Depois que saimos do cinema, estavamos parecendo dois bobos apaixonados trocando frases fofas e beijos dentro do carro.

-Bia amorzinho meu, que tal a gente ir comer alguma coisa?
-Não sei Lu, você ta com fome?
-To-disse rindo
-Você é um gordo mesmo, comeu a pipoca toda sozinho e bebeu refrigerante sem me dar nem um pouquinho, e já ta com fome
-É que to em fase de crescimento ainda amor-disse rindo
-Só se for crescimento pros lados-nós dois rimos
-Eu sou gostoso, isso é inveja do meu corpinho-disse erguendo sua camisa e passando a mão pela barriga
-Bobão-ri dele

Luan como estava com fome seguiu para um restaurante, e claro era o melhor da cidade, e por sorte não estava lotado, entramos, e quando o dono dali viu o Luan ficou cheio de dedos com ele, e comigo não foi diferente, afinal ele conhecia meu pai e sempre iamos ali, nos sentamos numa mesa mais reservada e fizemos nossos pedidos. Depois que jantamos, e o dono nos agradeceu mil vezes por ter ido ali, enfim seguimos para o apartamento.
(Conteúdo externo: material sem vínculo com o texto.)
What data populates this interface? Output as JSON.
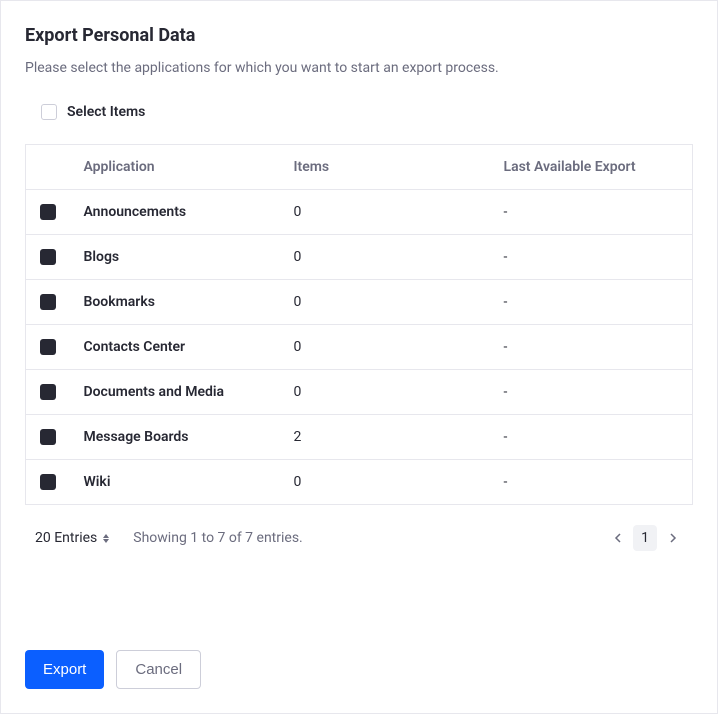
{
  "title": "Export Personal Data",
  "description": "Please select the applications for which you want to start an export process.",
  "selectItemsLabel": "Select Items",
  "headers": {
    "application": "Application",
    "items": "Items",
    "lastExport": "Last Available Export"
  },
  "rows": [
    {
      "application": "Announcements",
      "items": "0",
      "lastExport": "-"
    },
    {
      "application": "Blogs",
      "items": "0",
      "lastExport": "-"
    },
    {
      "application": "Bookmarks",
      "items": "0",
      "lastExport": "-"
    },
    {
      "application": "Contacts Center",
      "items": "0",
      "lastExport": "-"
    },
    {
      "application": "Documents and Media",
      "items": "0",
      "lastExport": "-"
    },
    {
      "application": "Message Boards",
      "items": "2",
      "lastExport": "-"
    },
    {
      "application": "Wiki",
      "items": "0",
      "lastExport": "-"
    }
  ],
  "pagination": {
    "entriesLabel": "20 Entries",
    "showingText": "Showing 1 to 7 of 7 entries.",
    "currentPage": "1"
  },
  "buttons": {
    "export": "Export",
    "cancel": "Cancel"
  }
}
-Vai dormir comigo hoje bebê?-perguntei a Luan assim que ele estacionou o carro
-Mas é claro, eu tava doido de saudades da minha namorada-disse me dando um selinho molhado
-Que bom-disse o lançando um olhar provocativo

Descemos do carro e seguimos para o elevador, queria muito subir aos beijos com Luan, mas infelizmente tinha um casal meio jovem ali com um bebê, e um senhor bem vestido, ficamos em um canto abraçados e apenas os cumprimentamos com um oi, chegamos no andar do apê e abri a porta com Luan ainda agarrado a minha cintura. Ele estava bem animado e já foi me beijando, mas ainda queria o fazer uma surprezinha, então me desviei dele e o empurrei de leve, e Luan me olhou sem entender.
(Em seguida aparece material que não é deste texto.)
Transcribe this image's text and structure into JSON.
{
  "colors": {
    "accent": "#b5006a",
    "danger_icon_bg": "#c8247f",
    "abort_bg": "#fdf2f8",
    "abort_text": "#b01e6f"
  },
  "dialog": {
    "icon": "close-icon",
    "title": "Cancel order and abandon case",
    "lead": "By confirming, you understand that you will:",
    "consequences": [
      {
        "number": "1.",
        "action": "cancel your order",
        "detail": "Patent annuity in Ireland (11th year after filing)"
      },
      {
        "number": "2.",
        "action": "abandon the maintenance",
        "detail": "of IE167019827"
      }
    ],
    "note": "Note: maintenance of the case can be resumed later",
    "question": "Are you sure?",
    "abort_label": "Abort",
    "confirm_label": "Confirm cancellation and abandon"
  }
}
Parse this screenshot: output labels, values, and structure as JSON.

-Não quer me beijar não?-perguntou indignado
-Claro que quero amor, mas espera aqui, que vou te fazer uma surpresinha-o dei um selinho rapido e corri pro quarto

Luan como era muito curioso, veio atrás, e como já sabia que ele viria entrei no banheiro e me tranquei lá, passei bastante do meu perfume que ele gosta, arrumei meu cabelo, e tirei minha roupa ficando apenas com a lingerie pink que comprei e coloquei uma camisola que era conjunto da peça.
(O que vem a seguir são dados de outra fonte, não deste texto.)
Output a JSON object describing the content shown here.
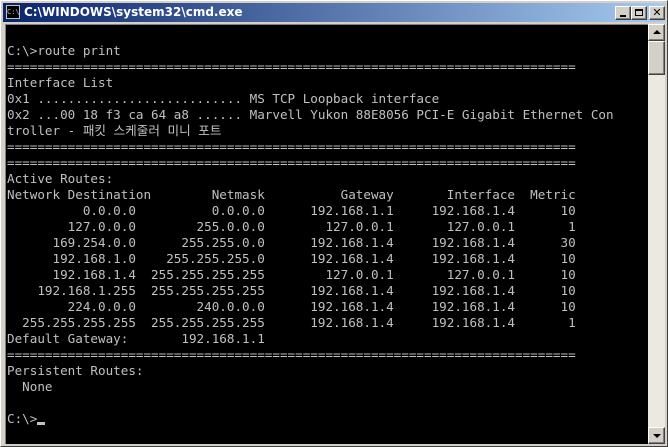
{
  "window": {
    "title": "C:\\WINDOWS\\system32\\cmd.exe",
    "icon": "cmd-icon",
    "controls": {
      "minimize": "minimize-icon",
      "maximize": "maximize-icon",
      "close": "✕"
    }
  },
  "console": {
    "lines": [
      "C:\\>route print",
      "===========================================================================",
      "Interface List",
      "0x1 ........................... MS TCP Loopback interface",
      "0x2 ...00 18 f3 ca 64 a8 ...... Marvell Yukon 88E8056 PCI-E Gigabit Ethernet Con",
      "troller - 패킷 스케줄러 미니 포트",
      "===========================================================================",
      "===========================================================================",
      "Active Routes:",
      "Network Destination        Netmask          Gateway       Interface  Metric",
      "          0.0.0.0          0.0.0.0      192.168.1.1     192.168.1.4      10",
      "        127.0.0.0        255.0.0.0        127.0.0.1       127.0.0.1       1",
      "      169.254.0.0      255.255.0.0      192.168.1.4     192.168.1.4      30",
      "      192.168.1.0    255.255.255.0      192.168.1.4     192.168.1.4      10",
      "      192.168.1.4  255.255.255.255        127.0.0.1       127.0.0.1      10",
      "    192.168.1.255  255.255.255.255      192.168.1.4     192.168.1.4      10",
      "        224.0.0.0        240.0.0.0      192.168.1.4     192.168.1.4      10",
      "  255.255.255.255  255.255.255.255      192.168.1.4     192.168.1.4       1",
      "Default Gateway:       192.168.1.1",
      "===========================================================================",
      "Persistent Routes:",
      "  None",
      "",
      "C:\\>"
    ]
  },
  "scrollbar": {
    "position": 0
  }
}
Me concentrei um pouco, ate tomar coragem de ir ate lá, eu não era timida em relação a Luan, mas essa ideia louca de vestir algo para seduzir algum homem, era novo pra mim. Enfim destranquei a porta, e quando sai do banheiro, o olhar de Luan veio diretamente pra mim, ele estava todo jogado na cama mexendo em algo no celular, sei que o deixei desconcertado, pois o celular caiu bem na cara dele e ele não tirava o olhar de mim mordendo os lábios. Fui me aproximando a passos lentos e meu coração foi disparando, conforme o olhar de Luan sobre mim ia tendo mais desejo dentro deles, fiquei a dois passos da cama e ele veio engatinhando ate ficar de joelhos em cima da cama, bem de frente comigo.

-Você me deixa louco-disse olhando descaradamente para o meu corpo e mordendo os lábios
-E vai ficar só olhando?-perguntei um tanto provocativa e ele me agarrou pela cintura me dando um beijo voraz e cheio de paixão.


Luan foi se deitando na cama e me puchando junto para ficar por cima dele, nos deitamos sem desgrudar nossos lábios, e o clima só ia esquentando. Encerramos o beijo só por causa do maldito folego nos faltando, e Luan já todo cheio de fogo nos virou na cama ficando por cima, e mais uma vez me dando um beijo quente. Seus lábios desgrudaram do meu e foram em direção a meu pescoço, e eu amava cada toque dele em mim.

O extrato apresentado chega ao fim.